鼻中隔彎曲症〈びちゅうかくわんきょくしよう〉とは
 鼻中隔(鼻を左右にわけている真ん中のしきり)が強く曲がっているために、いつも鼻がつまって口呼吸やいびき、においがわからないなどの症状がある場合を鼻中隔彎曲症といいます。鼻出血(鼻血)が出ることもよくあります。アレルギー性鼻炎や慢性副鼻腔炎(蓄膿症)があると、その症状はひどくなります。
 鼻中隔は軟骨くなんこつ〉の板と、骨の板とでできています。顔の発育とともに鼻も発育しますが、骨の板より軟骨の板のほうが発育が盛んなので、その発育の差によって彎曲がおこります。この発育は思春期までが盛んです。軽い鼻中隔彎曲は赤ちゃんにも見られ、年齢とともにその率が上がります。児童では70%、成人では90%と言われるように、ほとんどの人がある程度曲がっています。したがって、鼻中隔が少し曲がっているだけで、鼻の症状がほとんどない場合は心配はありません。
 鼻中隔は思春期までは盛んに発育します。思春期以前に手術を受けると、この発育が不十分となって鼻の変形をおこす心配があるため、手術は17〜18歳以降に行うのがよいと思います。

鼻出血の原因
 鼻出血は主に、左右の鼻をわけているしきり(鼻中隔)の粘膜から出ます。とくに、鼻の入り口から約1cm入ったところは、血管が網の目状になり表面に浮き出ているので、繰り返し出血しやすい場所です。この場所はキーゼルバッハ部位と特別の名前がつけられています。

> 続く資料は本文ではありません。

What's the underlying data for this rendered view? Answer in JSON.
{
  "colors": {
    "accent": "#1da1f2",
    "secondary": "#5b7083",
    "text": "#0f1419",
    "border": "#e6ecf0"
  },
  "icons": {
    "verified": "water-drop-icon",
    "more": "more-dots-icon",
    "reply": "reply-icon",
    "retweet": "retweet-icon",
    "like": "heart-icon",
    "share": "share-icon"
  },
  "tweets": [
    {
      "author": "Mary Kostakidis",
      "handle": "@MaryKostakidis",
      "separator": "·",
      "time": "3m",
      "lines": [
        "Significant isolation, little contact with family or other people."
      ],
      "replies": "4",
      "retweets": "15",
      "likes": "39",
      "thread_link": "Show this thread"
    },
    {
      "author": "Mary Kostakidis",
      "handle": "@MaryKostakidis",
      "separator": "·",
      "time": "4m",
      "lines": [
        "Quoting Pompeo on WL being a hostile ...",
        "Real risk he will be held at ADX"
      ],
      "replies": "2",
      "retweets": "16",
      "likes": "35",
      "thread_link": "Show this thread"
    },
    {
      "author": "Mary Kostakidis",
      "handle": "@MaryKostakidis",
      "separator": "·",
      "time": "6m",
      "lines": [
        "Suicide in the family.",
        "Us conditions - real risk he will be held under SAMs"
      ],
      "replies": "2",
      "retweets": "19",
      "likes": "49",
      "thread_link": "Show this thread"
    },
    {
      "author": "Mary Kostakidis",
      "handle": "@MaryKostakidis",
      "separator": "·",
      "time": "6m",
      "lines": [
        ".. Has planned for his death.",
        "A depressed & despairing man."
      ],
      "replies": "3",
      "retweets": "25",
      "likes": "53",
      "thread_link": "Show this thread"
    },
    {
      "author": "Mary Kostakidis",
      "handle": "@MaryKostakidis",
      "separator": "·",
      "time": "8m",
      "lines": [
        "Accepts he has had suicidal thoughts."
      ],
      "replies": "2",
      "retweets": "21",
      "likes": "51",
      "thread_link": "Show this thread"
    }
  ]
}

 鼻出血は幼児期から小学校低学年にかけてよくみられます。何回も繰り返したり、出血量が多かったりすると、夜間などはあわててしまい不安になりがちですが、ほとんどの鼻出血はたちの悪い病気ではありませんので、まず落ちつかせることが大切です。
 鼻出血は、鼻をかんだ時に起きやすいのですが、突然出ることもあります。アレルギー性鼻炎や鼻の入り口に湿疹や炎症(鼻前庭炎)がある子どもは、鼻がかゆくていじるために鼻血が出やすくなります。鼻炎や副鼻腔炎による粘膜の炎症や、鼻中隔彎曲症、外傷なども鼻出血の原因になります。激しい鼻出血を繰り返すときは、まれに鼻の腫瘍のこともあります。
 顔面の外傷で鼻血が止まらない時は、早く耳鼻咽喉科を受診してください。また、じわじわと続く鼻出血や、歯ぐきからも出血する場合、そして少しのことで皮膚に青あざができるような場合は、血液の病気も疑われますので、くわしい検査が必要です。
 どんなところがらの出血も、血を止めるための原則は、出血している場所を押さえて止める圧迫止血法です。
 鼻出血の場合は、キーゼルバッハ部位からの出血が多いので、鼻の穴から約1cm入ったところに小指の太さに固めた脱脂綿〈だっしめん〉やタバコ状にまいたティッシュをあわてずにゆっくり入れます。そして、小鼻を外側から指で少し強めに押さえて約10分間待つことです。血が多少にじんできても、脱脂綿やティッシュを途中で交換しないことが大切です。脱脂綿などがない時は、小鼻全体を親指と人差し指で強くつまんでください。
 出血している場所を心臓より高くすると止まりやすいので、からだは座った姿勢にし、のどにまわった血は飲みこまないで、外に出すようにします。顔を上向きにすると、血がのどに流れてせきこんだり、飲みこんで気持が悪くなり吐いてしまうこともありますので、顔はやや下向きにしましょう。洗面器などを受け皿にすれば周囲を汚さなくて済みます。横になった場合でも、あお向けにはならないようにしましょう。
 このような処置をしても血が止まらない場合は、鼻の奥からの出血が考えられますので、できるだけ早く耳鼻咽喉科医を受診してください。